Benjamin Netanyahu ha appena avvertito l’Iran di non varcare più la «sottile linea rossa». Altrimenti «Israele agirà», non solo contro i terroristi, ma «colpirà la stessa Teheran». Il messaggio è già forte di suo. Ma poi il premier israeliano si abbassa e prende da sotto il podio sul palco della sala del Bayerischer Hof a Monaco di Baviera un pezzo di metallo. Lo brandisce e, come a cercare il nemico, scandisce: «Zarif, lo riconosci? È tuo. Non sfidare la risolutezza di Israele».

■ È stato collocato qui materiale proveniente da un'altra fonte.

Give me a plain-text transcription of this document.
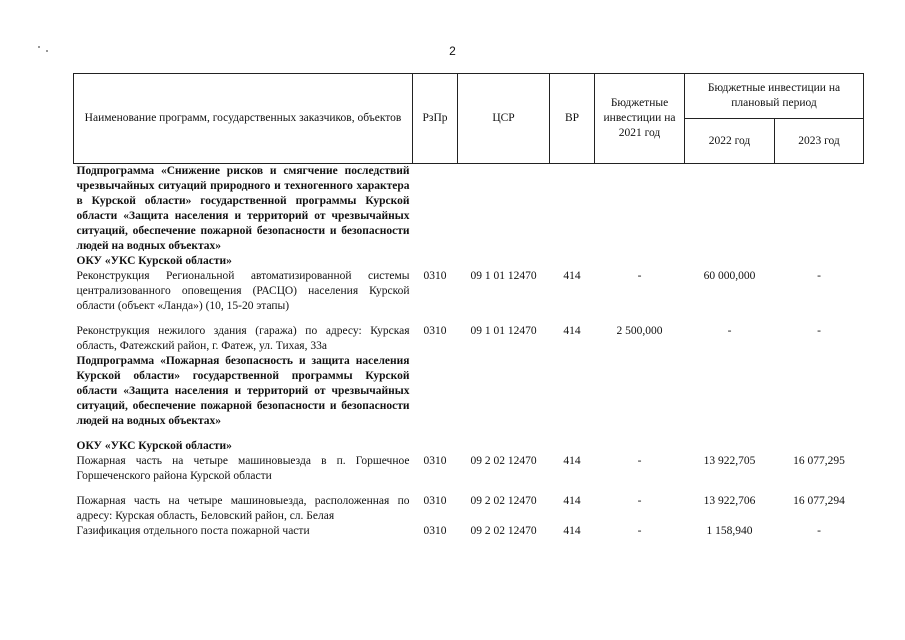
2
Наименование программ, государственных заказчиков, объектов	РзПр	ЦСР	ВР	Бюджетные инвестиции на 2021 год	Бюджетные инвестиции на плановый период	
					2022 год	2023 год
Подпрограмма «Снижение рисков и смягчение последствий чрезвычайных ситуаций природного и техногенного характера в Курской области» государственной программы Курской области «Защита населения и территорий от чрезвычайных ситуаций, обеспечение пожарной безопасности и безопасности людей на водных объектах»						
ОКУ «УКС Курской области»						
Реконструкция Региональной автоматизированной системы централизованного оповещения (РАСЦО) населения Курской области (объект «Ланда») (10, 15-20 этапы)	0310	09 1 01 12470	414	-	60 000,000	-
Реконструкция нежилого здания (гаража) по адресу: Курская область, Фатежский район, г. Фатеж, ул. Тихая, 33а	0310	09 1 01 12470	414	2 500,000	-	-
Подпрограмма «Пожарная безопасность и защита населения Курской области» государственной программы Курской области «Защита населения и территорий от чрезвычайных ситуаций, обеспечение пожарной безопасности и безопасности людей на водных объектах»						
ОКУ «УКС Курской области»						
Пожарная часть на четыре машиновыезда в п. Горшечное Горшеченского района Курской области	0310	09 2 02 12470	414	-	13 922,705	16 077,295
Пожарная часть на четыре машиновыезда, расположенная по адресу: Курская область, Беловский район, сл. Белая	0310	09 2 02 12470	414	-	13 922,706	16 077,294
Газификация отдельного поста пожарной части	0310	09 2 02 12470	414	-	1 158,940	-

Netanyahu dice che si tratta di un rottame del drone iraniano che il 10 febbraio gli israeliani hanno abbattuto sui loro cieli. Da lì è scaturito il raid su postazioni di Teheran in Siria. E un F-16 dello Stato ebraico è stato colpito.

«Ci siamo tenuti fuori dalla disputa siriana per sei anni - precisa Netanyahu - ma se il signor Assad ha deciso di invitare l’Iran sul suo territorio», per trasformarlo in una piattaforma di Teheran con basi aeree e uno sbocco sul Mediterraneo, allora «cambia lo status quo». E Israele reagirà.

Il ministro degli Esteri iraniano Javad Zarif nel frattempo sbarca in Baviera proveniente dall’India. Interviene quando Netanyahu se ne è da poco andato, ma l’odore del duello, pur se a distanza, è acre. Zarif liquida il nemico come un «fumettista da circo», il cui show «non merita alcun commento, lo fa solo per distogliere l’attenzione dai problemi interni».

Affonda la lama nell’orgoglio militare israeliano ferito: «L’aereo distrutto è un colpo al mito della invincibilità israeliana».

«Noi - dice Zarif - non vogliamo nessuna egemonia regionale, anzi cerchiamo una nuova architettura di sicurezza nel Golfo». Quest’ultima idea resta sospesa per pochi minuti.

La scansa subito Al Jubeir, ministro degli Esteri di Riad, che concludendo il panel riporta il discorso sui temi di Netanyahu dando ancora più plasticamente l’immagine di una convergenza solida fra saudita e israeliani: «L’Iran alimenta il terrorismo. È un fatto: o cambia approccio o continueremo a combatterlo».

Secondo Riad e Gerusalemme Hamas, Hezbollah e gli Houti yemeniti sono rinvigoriti negli ultimi anni. E l’Iran è diventato più sfacciato nel muovere le pedine.

Colpa anche dell’accordo sul nucleare del 2015. Aveva un secondo fine - quello di smorzare le velleità egemoniche iraniane - ma ha fallito. «L’appeasement con l’Iran non può funzionare, non ripetete gli errori del passato», ammonisce Netanyahu ricordando la morbidezza con cui a Monaco nel 1938 vennero trattati i nazisti e sottolineando che «l’Iran è una minaccia anche per l’Europa».

L’elenco dei nodi dell’intesa sul nucleare è lungo: ispezioni monche e parziali, durata limitata e cecità sui missili. Il timore israeliano è che Teheran potrà arrivare a costruire un arsenale atomico appena l’accordo andrà in scadenza (fra 10 anni). «Le parole di Netanyahu non sono accurate, le ispezioni funzionano», replica poco dopo John Kerry, ex segretario di Stato Usa. «Se rigettiamo l’intesa - è la tesi che filtra in alcuni ambienti americani - come potremo avere la fiducia degli iraniani quando discuteremo delle altre questioni calde?» Diritti umani, guerre regionali, dossier dei missili balistici su tutti.

Parole «profetiche» visto che in serata da Washington la Reuters riferisce di una bozza di piano Usa sul nucleare. Mira a coinvolgere gli europei nell’individuare i punti sui quali il Jpcoa è migliorabile; in cambio l’America offre di mantenere le sanzioni in stand-by. È un modo per prendere tempo e arrivare alla deadline del 12 maggio, data fissata da Trump per decidere su misure punitive. Difficile basterà al Netanyahu visto a Monaco.